I would just use dBPowerAmp to list the file properties and batch process the conversion. You can set it to stereo conversion, so if the file happens to be mono, the mono track will be duplicated to two stereo channels. You can set the sample rate and the bit depth.

You can also use SUPER player but it can be a complex task to figure how to download it.


Thanks for the replies and suggestions, I will explore the mediaInfo link that was shared.

The final outcome required is to have all audio files with same bit depth, sampling rate and channels.
This will ensure that the program that joins the audio files, doesnt have to do the processing of the bit depth, sampling rate and then extract the audio data based on the target bit depth and sampling rate.
I need 2 things -
one a utility to batch process the 700 odd files so that i dont have to do the conversion one by one in audacity.
one utility that can scan these 700 files to tell me that all files are with same bit depth, sampling rate and channels - again to save processing time in final application which may have to splice upto 100 or more such files and stream the audio data over the internet, to be interpreted and played back by a HTML5 and jQuery based player.

Gale, Looks like dBPowerAmp is doing what is required.

Yes I think so.

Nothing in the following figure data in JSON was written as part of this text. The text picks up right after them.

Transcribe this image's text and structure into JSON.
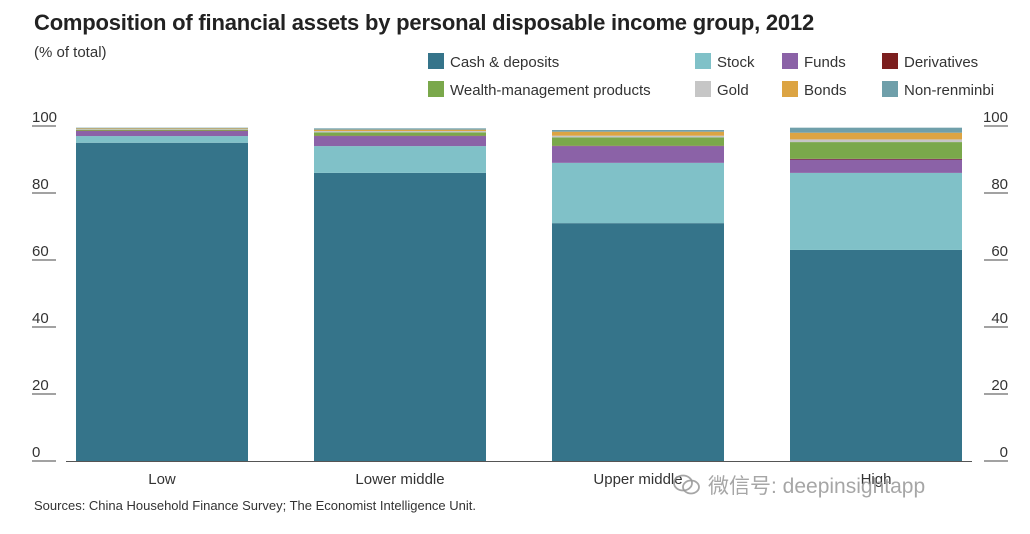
{
  "chart_data": {
    "type": "bar",
    "stacked": true,
    "title": "Composition of financial assets by personal disposable income group, 2012",
    "subtitle": "(% of total)",
    "categories": [
      "Low",
      "Lower middle",
      "Upper middle",
      "High"
    ],
    "ylim": [
      0,
      100
    ],
    "yticks": [
      0,
      20,
      40,
      60,
      80,
      100
    ],
    "ytick_labels": [
      "0",
      "20",
      "40",
      "60",
      "80",
      "100"
    ],
    "xlabel": "",
    "ylabel": "",
    "grid": false,
    "legend_position": "top",
    "series": [
      {
        "name": "Cash & deposits",
        "color": "#35748a",
        "values": [
          95,
          86,
          71,
          63
        ]
      },
      {
        "name": "Stock",
        "color": "#80c1c8",
        "values": [
          2,
          8,
          18,
          23
        ]
      },
      {
        "name": "Funds",
        "color": "#8b62a7",
        "values": [
          1.5,
          3,
          5,
          4
        ]
      },
      {
        "name": "Derivatives",
        "color": "#7c1f1f",
        "values": [
          0.1,
          0.1,
          0.1,
          0.2
        ]
      },
      {
        "name": "Wealth-management products",
        "color": "#7aa84b",
        "values": [
          0.3,
          1,
          2.5,
          5
        ]
      },
      {
        "name": "Gold",
        "color": "#c6c6c6",
        "values": [
          0.2,
          0.4,
          0.5,
          0.8
        ]
      },
      {
        "name": "Bonds",
        "color": "#dca443",
        "values": [
          0.2,
          0.4,
          1.2,
          2
        ]
      },
      {
        "name": "Non-renminbi",
        "color": "#6f9faa",
        "values": [
          0.2,
          0.4,
          0.5,
          1.5
        ]
      }
    ]
  },
  "source": "Sources: China Household Finance Survey; The Economist Intelligence Unit.",
  "watermark": "微信号: deepinsightapp"
}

I usually batch convert with it by right-click over files, but I now remember it includes a “Batch Converter” application that will list the properties of files in a table, so you could verify the files that way.


To be clear, Audacity will batch process files ( Chains - for batch processing and effects automation ) but it can’t batch-verify file properties. Audacity imports a PCM copy of each file which then lets you run complex effects on each file in the Chain, but that takes time so if you just want to do file conversion, other utilities will be faster.